Un balance en el que en muy poquito -excluyendo la altura- se ha beneficiado de la situación anterior o de partida. La ganadería, principalmente caprina y bovina, está extinguiéndose, Lo podemos ver con la Quesería de Arico, tras haber sufrido un importante retroceso en pocos años. Aquí también se pone cada vez más el culo del desierto. Con una importante tradición pesquera, sobre todo de aprovechamiento del caladero canario-sahariano, tras la ocupación del Sahara Occidental por Marruecos, el sector ha experimentado un retroceso extintor que ha afectado igualmente a las industrias de conservas y salazón de pescado. Desaparecieron, y eso que en los años 80 el puerto de Arrecife, por ejemplo, llegó a constituirse en el primero del mundo en captura de sardinas.
Para hacer desviaciones estructurales del tejido económico, es necesario algo de tiempo y considero que es urgente empezar a determinar con qué nos vamos a ganar la vida. Si hay que mover el volante, hay que empezar desde ya para no pegar bandazos.
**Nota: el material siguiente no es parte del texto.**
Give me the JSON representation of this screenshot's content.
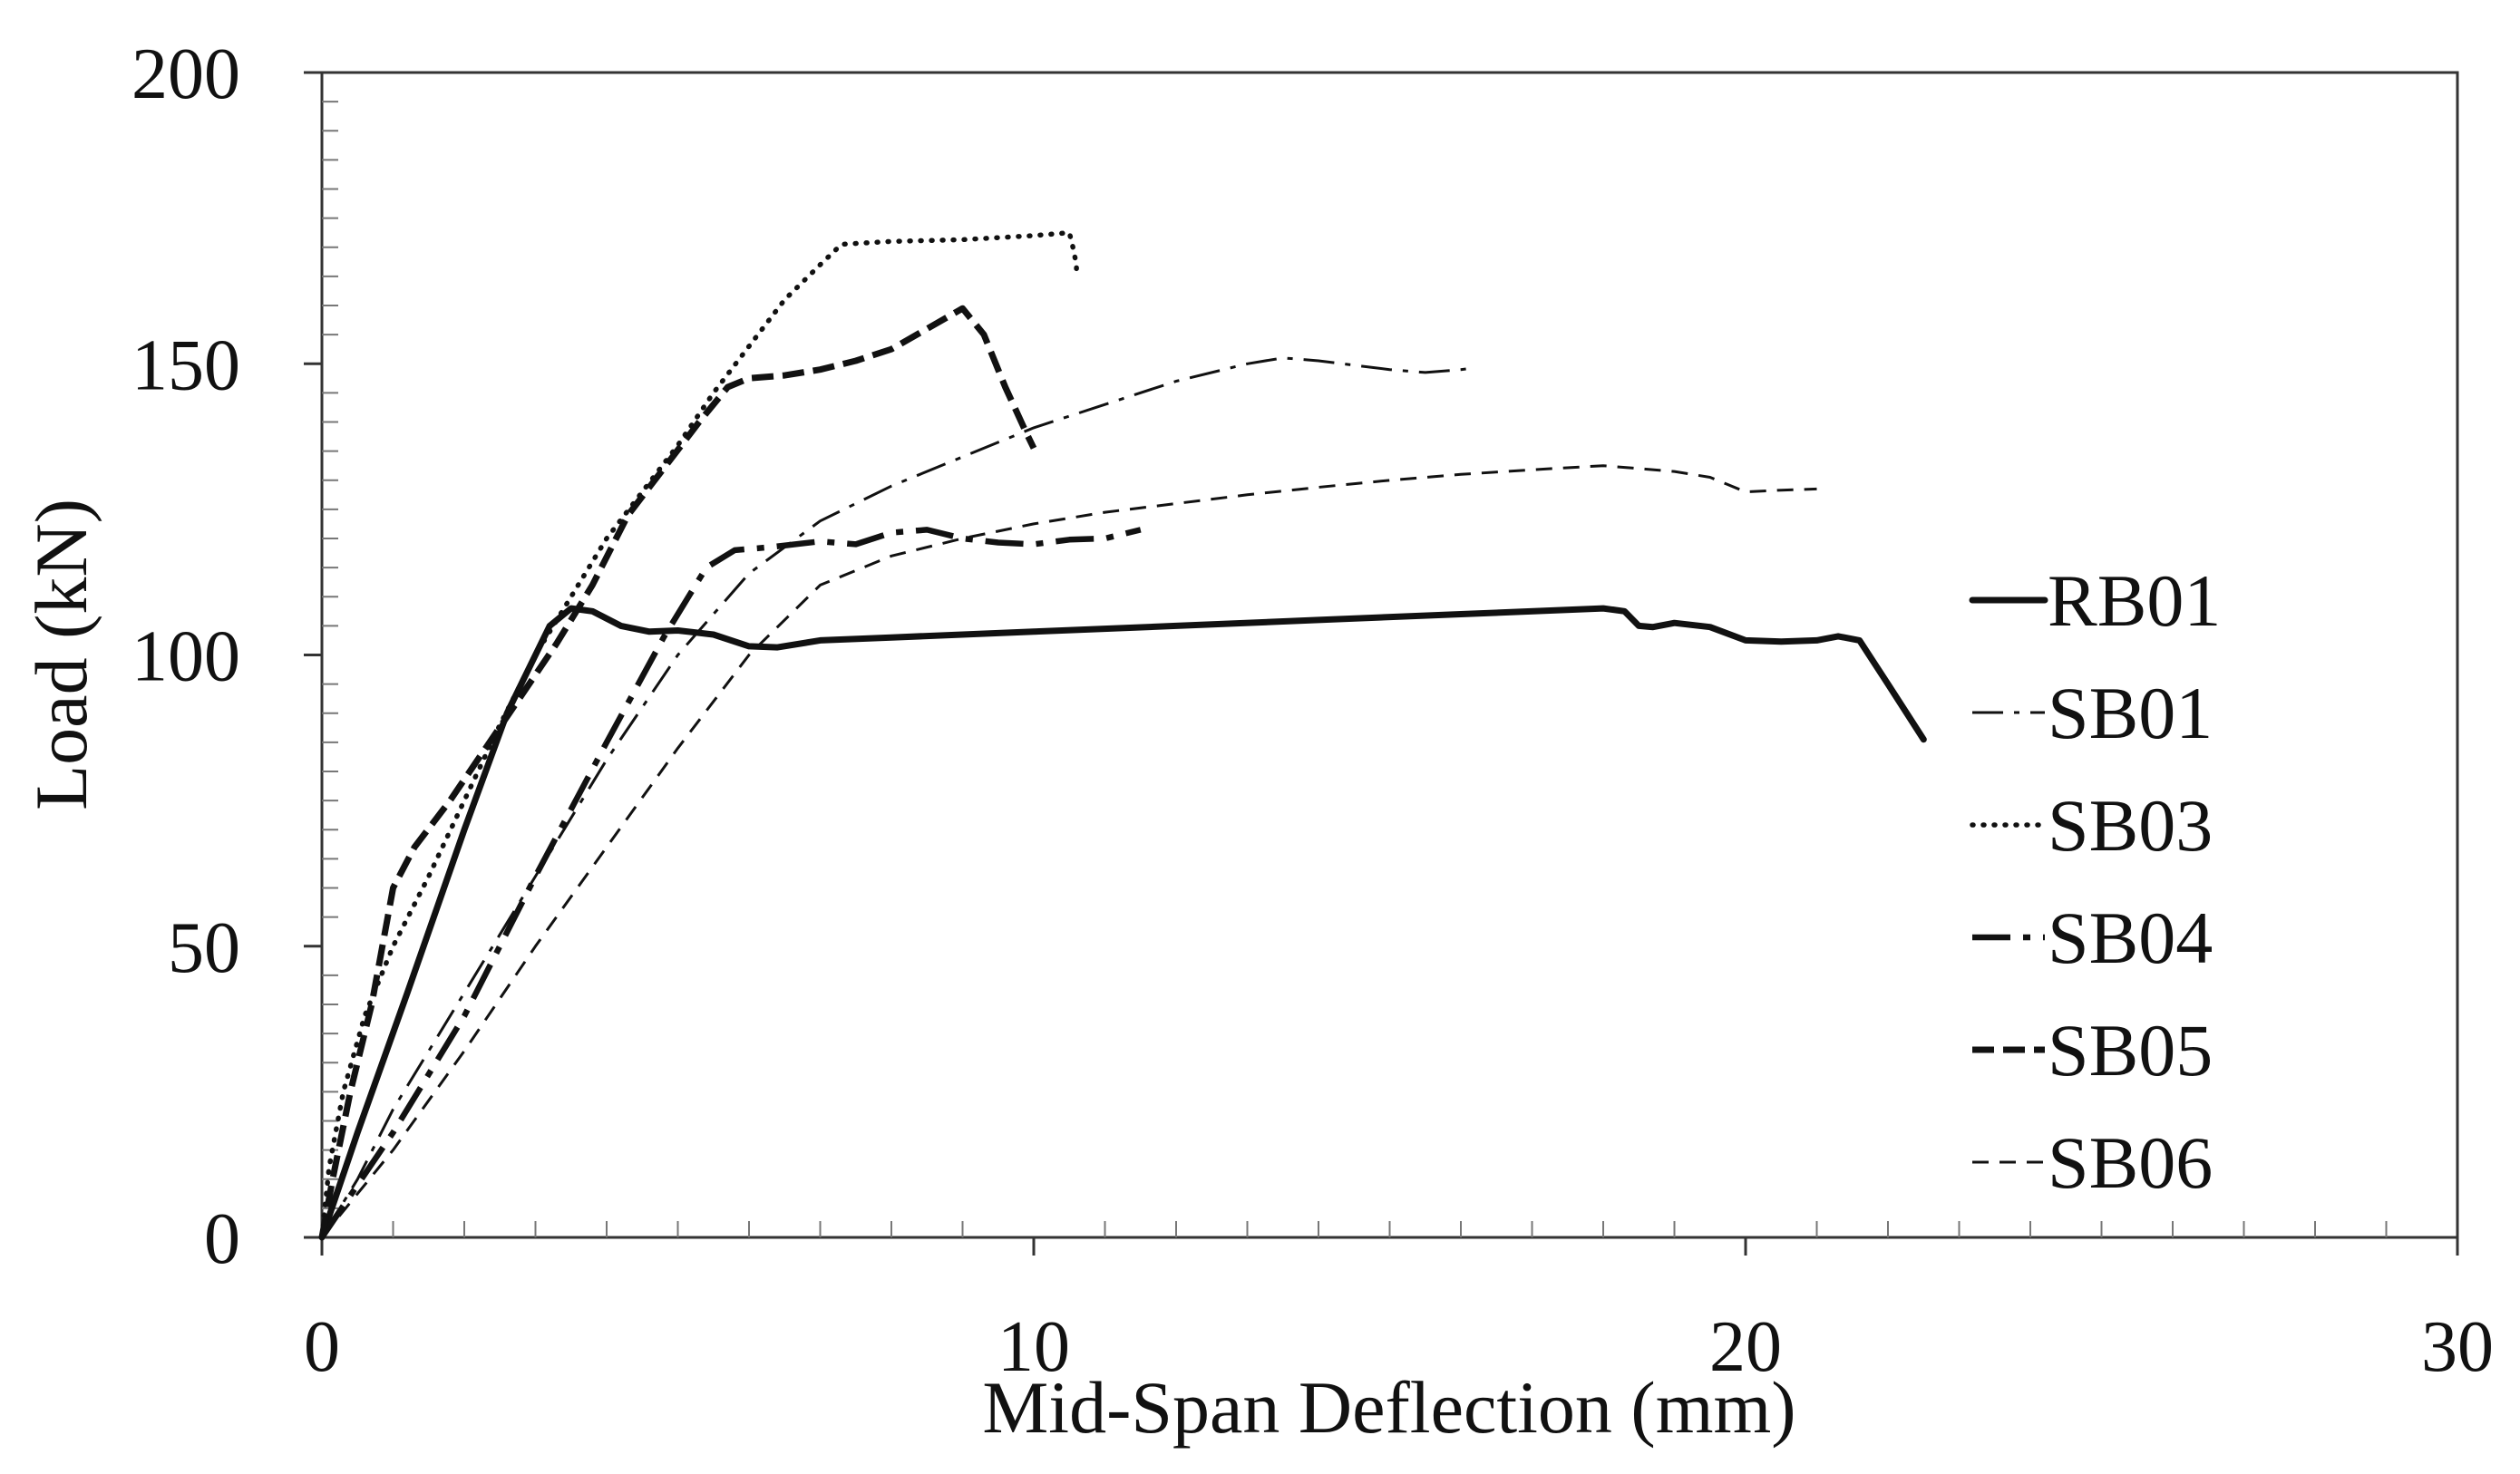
{
  "chart_data": {
    "type": "line",
    "title": "",
    "xlabel": "Mid-Span Deflection (mm)",
    "ylabel": "Load (kN)",
    "xlim": [
      0,
      30
    ],
    "ylim": [
      0,
      200
    ],
    "x_ticks": [
      0,
      10,
      20,
      30
    ],
    "y_ticks": [
      0,
      50,
      100,
      150,
      200
    ],
    "x_tick_labels": [
      "0",
      "10",
      "20",
      "30"
    ],
    "y_tick_labels": [
      "0",
      "50",
      "100",
      "150",
      "200"
    ],
    "grid": false,
    "legend_position": "right",
    "series": [
      {
        "name": "RB01",
        "style": "solid",
        "color": "#111111",
        "points": [
          [
            0,
            0
          ],
          [
            0.5,
            18
          ],
          [
            1.2,
            42
          ],
          [
            2,
            70
          ],
          [
            2.6,
            90
          ],
          [
            3.2,
            105
          ],
          [
            3.5,
            108
          ],
          [
            3.8,
            107.5
          ],
          [
            4.2,
            105
          ],
          [
            4.6,
            104
          ],
          [
            5.0,
            104.2
          ],
          [
            5.5,
            103.5
          ],
          [
            6.0,
            101.5
          ],
          [
            6.4,
            101.3
          ],
          [
            7.0,
            102.5
          ],
          [
            8.0,
            103
          ],
          [
            10,
            104
          ],
          [
            12,
            105
          ],
          [
            14,
            106
          ],
          [
            16,
            107
          ],
          [
            18,
            108
          ],
          [
            18.3,
            107.5
          ],
          [
            18.5,
            105
          ],
          [
            18.7,
            104.8
          ],
          [
            19.0,
            105.5
          ],
          [
            19.5,
            104.8
          ],
          [
            20.0,
            102.5
          ],
          [
            20.5,
            102.3
          ],
          [
            21.0,
            102.5
          ],
          [
            21.3,
            103.2
          ],
          [
            21.6,
            102.5
          ],
          [
            22.0,
            95
          ],
          [
            22.5,
            85.5
          ]
        ]
      },
      {
        "name": "SB01",
        "style": "dash-dot",
        "color": "#111111",
        "points": [
          [
            0,
            0
          ],
          [
            0.5,
            10
          ],
          [
            1,
            22
          ],
          [
            2,
            42
          ],
          [
            3,
            62
          ],
          [
            4,
            82
          ],
          [
            5,
            100
          ],
          [
            6,
            114
          ],
          [
            7,
            123
          ],
          [
            8,
            129
          ],
          [
            9,
            134
          ],
          [
            10,
            139
          ],
          [
            11,
            143
          ],
          [
            12,
            147
          ],
          [
            13,
            150
          ],
          [
            13.5,
            151
          ],
          [
            14,
            150.5
          ],
          [
            15,
            149
          ],
          [
            15.5,
            148.5
          ],
          [
            16,
            149
          ],
          [
            16.2,
            149.3
          ]
        ]
      },
      {
        "name": "SB03",
        "style": "dotted",
        "color": "#111111",
        "points": [
          [
            0,
            0
          ],
          [
            0.1,
            12
          ],
          [
            0.3,
            25
          ],
          [
            0.6,
            38
          ],
          [
            1,
            50
          ],
          [
            1.5,
            62
          ],
          [
            2,
            75
          ],
          [
            2.5,
            88
          ],
          [
            3,
            100
          ],
          [
            3.5,
            110
          ],
          [
            4,
            120
          ],
          [
            4.5,
            128
          ],
          [
            5,
            136
          ],
          [
            5.5,
            145
          ],
          [
            6,
            153
          ],
          [
            6.5,
            161
          ],
          [
            7,
            167
          ],
          [
            7.3,
            170.5
          ],
          [
            8,
            171
          ],
          [
            9,
            171.3
          ],
          [
            10,
            172
          ],
          [
            10.5,
            172.5
          ],
          [
            10.55,
            170
          ],
          [
            10.6,
            167
          ],
          [
            10.6,
            165
          ]
        ]
      },
      {
        "name": "SB04",
        "style": "dash-dot-heavy",
        "color": "#111111",
        "points": [
          [
            0,
            0
          ],
          [
            1,
            18
          ],
          [
            2,
            38
          ],
          [
            3,
            62
          ],
          [
            4,
            85
          ],
          [
            4.8,
            103
          ],
          [
            5.4,
            115
          ],
          [
            5.8,
            118
          ],
          [
            6.3,
            118.5
          ],
          [
            7,
            119.5
          ],
          [
            7.5,
            119
          ],
          [
            8,
            121
          ],
          [
            8.5,
            121.5
          ],
          [
            9,
            120
          ],
          [
            9.5,
            119.3
          ],
          [
            10,
            119
          ],
          [
            10.5,
            119.8
          ],
          [
            11,
            120
          ],
          [
            11.5,
            121.5
          ]
        ]
      },
      {
        "name": "SB05",
        "style": "heavy-dash",
        "color": "#111111",
        "points": [
          [
            0,
            0
          ],
          [
            0.15,
            10
          ],
          [
            0.4,
            25
          ],
          [
            0.7,
            40
          ],
          [
            1,
            60
          ],
          [
            1.3,
            67
          ],
          [
            1.8,
            75
          ],
          [
            2.3,
            84
          ],
          [
            2.8,
            93
          ],
          [
            3.3,
            102
          ],
          [
            3.8,
            112
          ],
          [
            4.3,
            124
          ],
          [
            4.8,
            132
          ],
          [
            5.3,
            140
          ],
          [
            5.7,
            146
          ],
          [
            6.0,
            147.5
          ],
          [
            6.5,
            148
          ],
          [
            7.0,
            149
          ],
          [
            7.5,
            150.5
          ],
          [
            8.0,
            152.5
          ],
          [
            8.5,
            156
          ],
          [
            9.0,
            159.5
          ],
          [
            9.3,
            155
          ],
          [
            9.6,
            146
          ],
          [
            9.9,
            138
          ],
          [
            10.0,
            135.5
          ]
        ]
      },
      {
        "name": "SB06",
        "style": "dashed",
        "color": "#111111",
        "points": [
          [
            0,
            0
          ],
          [
            1,
            15
          ],
          [
            2,
            32
          ],
          [
            3,
            50
          ],
          [
            4,
            67
          ],
          [
            5,
            84
          ],
          [
            6,
            100
          ],
          [
            7,
            112
          ],
          [
            8,
            117
          ],
          [
            9,
            120
          ],
          [
            10,
            122.5
          ],
          [
            11,
            124.5
          ],
          [
            12,
            126
          ],
          [
            13,
            127.5
          ],
          [
            14,
            128.8
          ],
          [
            15,
            130
          ],
          [
            16,
            131
          ],
          [
            17,
            131.8
          ],
          [
            18,
            132.5
          ],
          [
            18.5,
            132
          ],
          [
            19,
            131.5
          ],
          [
            19.5,
            130.5
          ],
          [
            20,
            128
          ],
          [
            20.5,
            128.3
          ],
          [
            21,
            128.5
          ]
        ]
      }
    ]
  }
}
La pata del turismo, aparte de ser muy voluble, es insuficiente, y el chiringuito, al completo, da síntomas de carecer de un mínimo de sostenimiento. No es que se vaya al garete, pero no va a bastar, ni de lejos. Antes, en economía, éramos pobres pero autónomos y ahora, somos simplemente una dependencia más atada, bastante pobre también -la Comunidad con más desigualdad y pobreza del Estado-, mal atendida y sin futuro.